Serve Markdown to AI Agents (10x Smaller Payloads)
Source: Dev.to
Overview
Guillermo Rauch shared that Vercel’s changelog now serves Markdown when agents request it—using the same URL but a different Accept header.
The key insight isn’t just the size reduction; it shows that an entire infrastructure layer (CSS, JS, frameworks) can become optional for a growing class of consumers.
- Browsers send
Accept: text/html. - Agents can send
Accept: text/markdown.
Both receive the same URL but get different representations.
Implementation in Hugo
Add a second output format for Markdown in your Hugo configuration:
[outputs]
page = ["HTML", "MARKDOWN"]
[outputFormats.MARKDOWN]
baseName = "index"
mediaType = "text/markdown"
isPlainText = true
Middleware (Vercel Edge)
Deploy edge middleware that rewrites requests when the Accept header includes text/markdown:
export const config = { matcher: ['/', '/posts/:path*'] }
export default async function middleware(request) {
if (request.headers.get('accept')?.includes('text/markdown')) {
const url = new URL(request.url)
url.pathname = url.pathname.replace(/\/?$/, '/index.md')
return fetch(url)
}
}
Testing the Endpoint
curl -H 'Accept: text/markdown' https://evoleinik.com/posts/markdown-for-agents/
The response size drops from ~20 KB (HTML) to ~2 KB (Markdown)—about a 10× reduction. Vercel’s changelog sees a 250× reduction, but even a 10× saving adds up.
Benefits
- Reduced payloads lower bandwidth and token usage for AI agents.
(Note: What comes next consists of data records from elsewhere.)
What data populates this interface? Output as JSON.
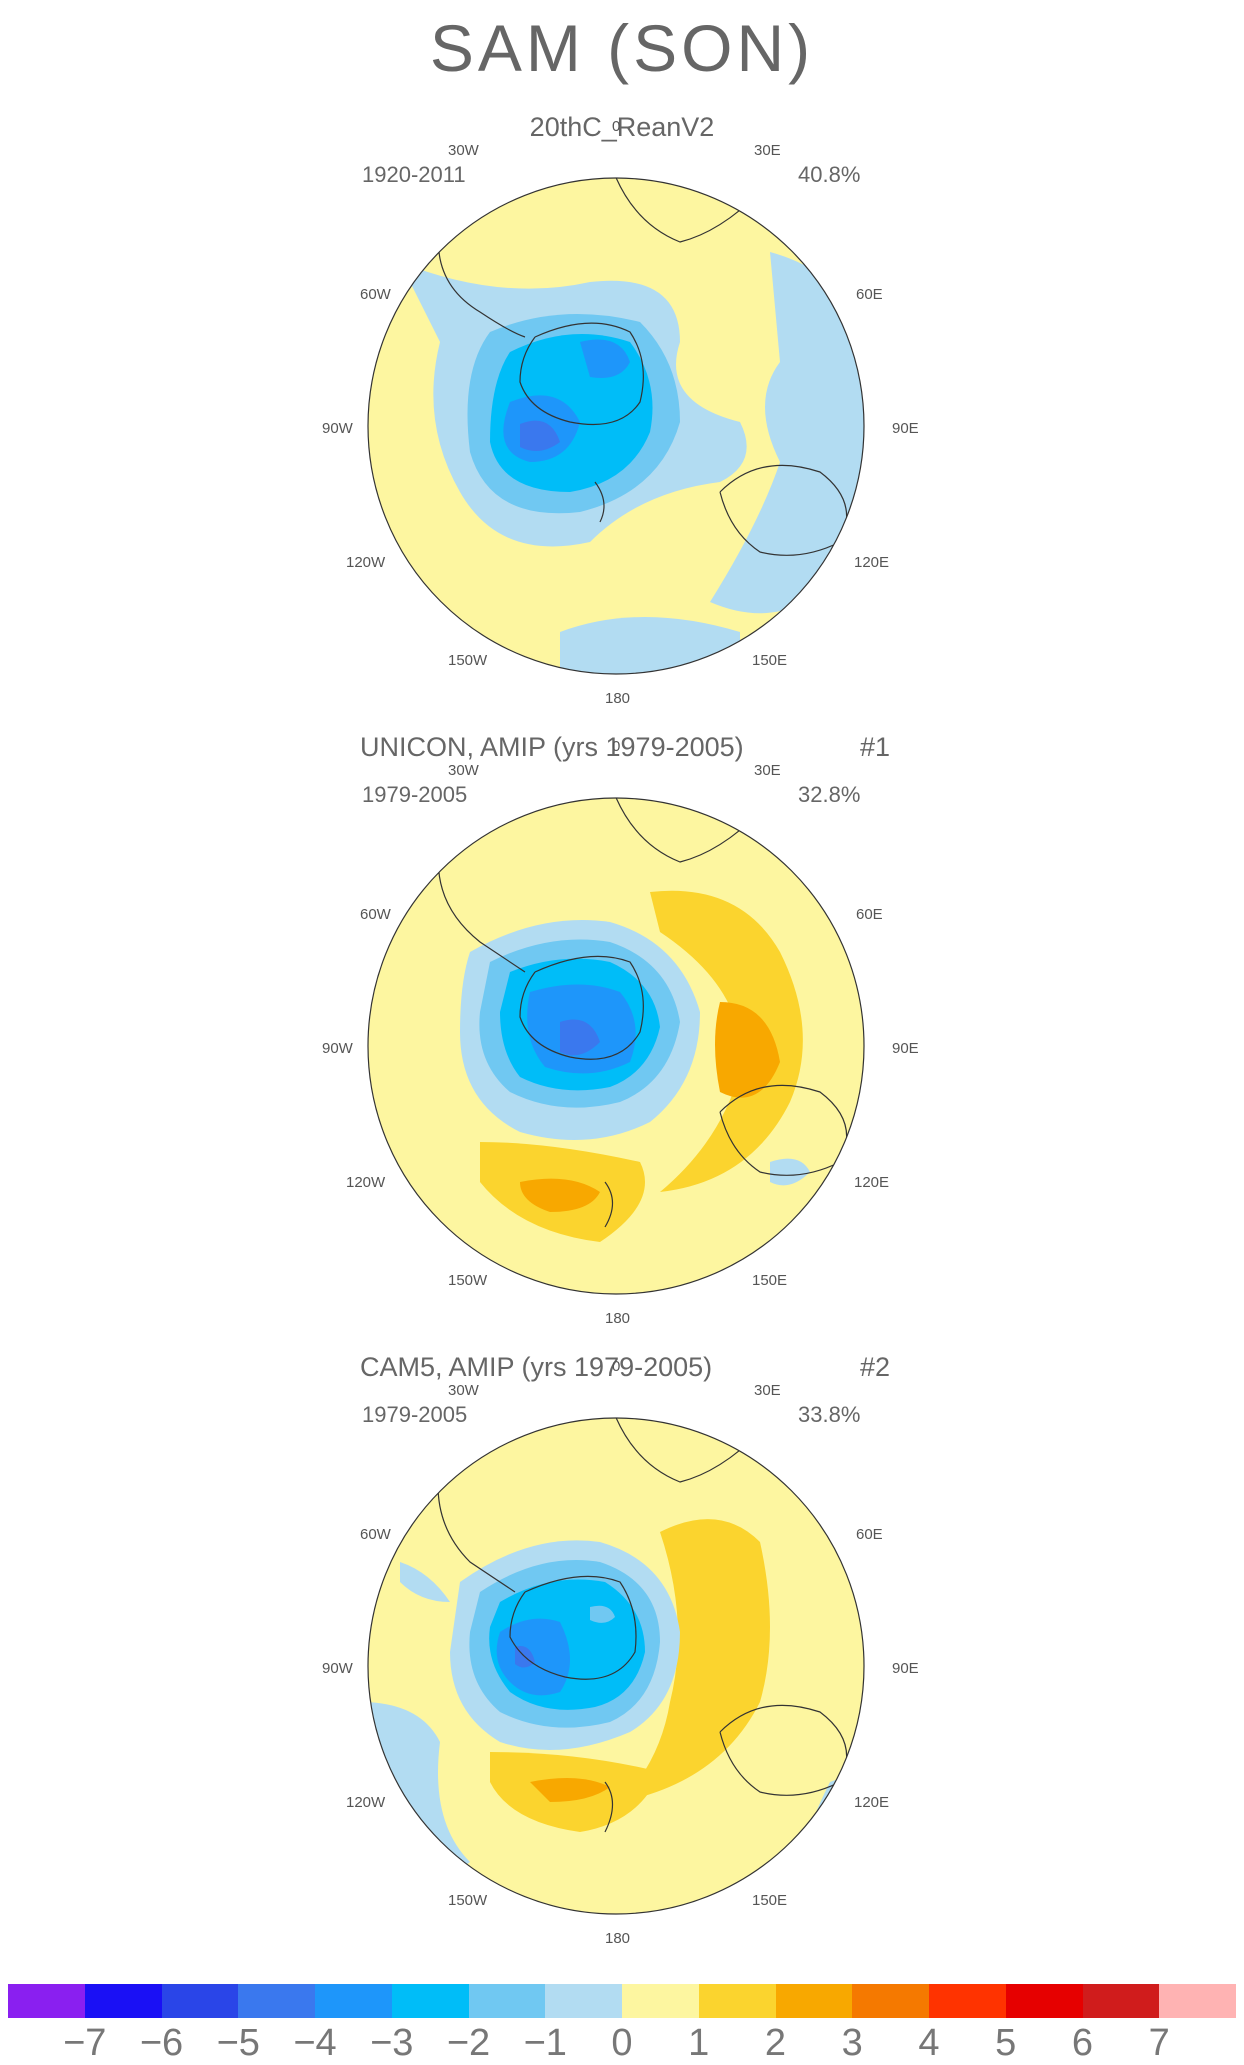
{
  "title": "SAM (SON)",
  "panels": [
    {
      "title": "20thC_ReanV2",
      "number": "",
      "period": "1920-2011",
      "percent": "40.8%"
    },
    {
      "title": "UNICON, AMIP (yrs 1979-2005)",
      "number": "#1",
      "period": "1979-2005",
      "percent": "32.8%"
    },
    {
      "title": "CAM5, AMIP (yrs 1979-2005)",
      "number": "#2",
      "period": "1979-2005",
      "percent": "33.8%"
    }
  ],
  "longitude_labels": {
    "top": "0",
    "bottom": "180",
    "w30": "30W",
    "w60": "60W",
    "w90": "90W",
    "w120": "120W",
    "w150": "150W",
    "e30": "30E",
    "e60": "60E",
    "e90": "90E",
    "e120": "120E",
    "e150": "150E"
  },
  "colorbar": {
    "colors": [
      "#8a1ff0",
      "#1a10f5",
      "#2a45e8",
      "#3a78ee",
      "#1e96fa",
      "#00bdf8",
      "#70c8f2",
      "#b2dcf2",
      "#fdf6a0",
      "#fbd42e",
      "#f8a800",
      "#f57900",
      "#ff3300",
      "#e60000",
      "#d01c1c",
      "#ffb3b3"
    ],
    "ticks": [
      "−7",
      "−6",
      "−5",
      "−4",
      "−3",
      "−2",
      "−1",
      "0",
      "1",
      "2",
      "3",
      "4",
      "5",
      "6",
      "7"
    ]
  }
}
- Simpler content provides cleaner context for downstream processing.
- Static sites (e.g., Hugo) can serve Markdown trivially since it’s the source format.
Considerations
- For static generators, maintaining two output formats is straightforward.
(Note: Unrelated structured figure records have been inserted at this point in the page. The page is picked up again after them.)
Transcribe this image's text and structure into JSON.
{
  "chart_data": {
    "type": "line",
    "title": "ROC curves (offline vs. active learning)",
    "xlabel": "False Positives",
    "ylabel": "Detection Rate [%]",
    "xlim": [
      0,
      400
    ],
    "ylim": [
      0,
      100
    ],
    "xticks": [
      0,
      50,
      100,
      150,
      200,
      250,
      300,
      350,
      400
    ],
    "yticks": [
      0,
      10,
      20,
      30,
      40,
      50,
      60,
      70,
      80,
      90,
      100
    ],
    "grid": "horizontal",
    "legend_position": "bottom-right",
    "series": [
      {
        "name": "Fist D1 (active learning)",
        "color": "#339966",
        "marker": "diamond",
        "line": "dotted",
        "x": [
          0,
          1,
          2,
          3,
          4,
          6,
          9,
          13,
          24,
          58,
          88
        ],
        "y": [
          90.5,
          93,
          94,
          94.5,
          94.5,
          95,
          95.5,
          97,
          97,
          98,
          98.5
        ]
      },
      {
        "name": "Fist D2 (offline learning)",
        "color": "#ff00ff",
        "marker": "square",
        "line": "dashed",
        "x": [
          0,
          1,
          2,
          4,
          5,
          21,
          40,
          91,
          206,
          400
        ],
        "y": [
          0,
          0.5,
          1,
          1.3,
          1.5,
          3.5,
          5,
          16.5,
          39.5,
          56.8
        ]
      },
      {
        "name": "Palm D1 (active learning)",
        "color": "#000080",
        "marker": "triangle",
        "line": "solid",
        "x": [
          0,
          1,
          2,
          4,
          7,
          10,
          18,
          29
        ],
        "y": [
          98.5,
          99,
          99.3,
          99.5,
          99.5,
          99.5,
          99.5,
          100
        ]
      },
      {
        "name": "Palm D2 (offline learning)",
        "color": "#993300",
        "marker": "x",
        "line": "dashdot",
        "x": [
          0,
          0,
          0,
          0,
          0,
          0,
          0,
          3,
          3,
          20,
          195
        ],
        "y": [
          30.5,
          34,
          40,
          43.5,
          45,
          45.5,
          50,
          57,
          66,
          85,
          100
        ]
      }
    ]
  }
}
- For dynamic sites or SPAs, generating Markdown server‑side or maintaining parallel content can be more complex.
- Agent traffic is increasing, making lightweight, structured content increasingly valuable.
The visual web was built for human browsers; the agent web can dispense with decorative assets and focus on concise, machine‑readable content.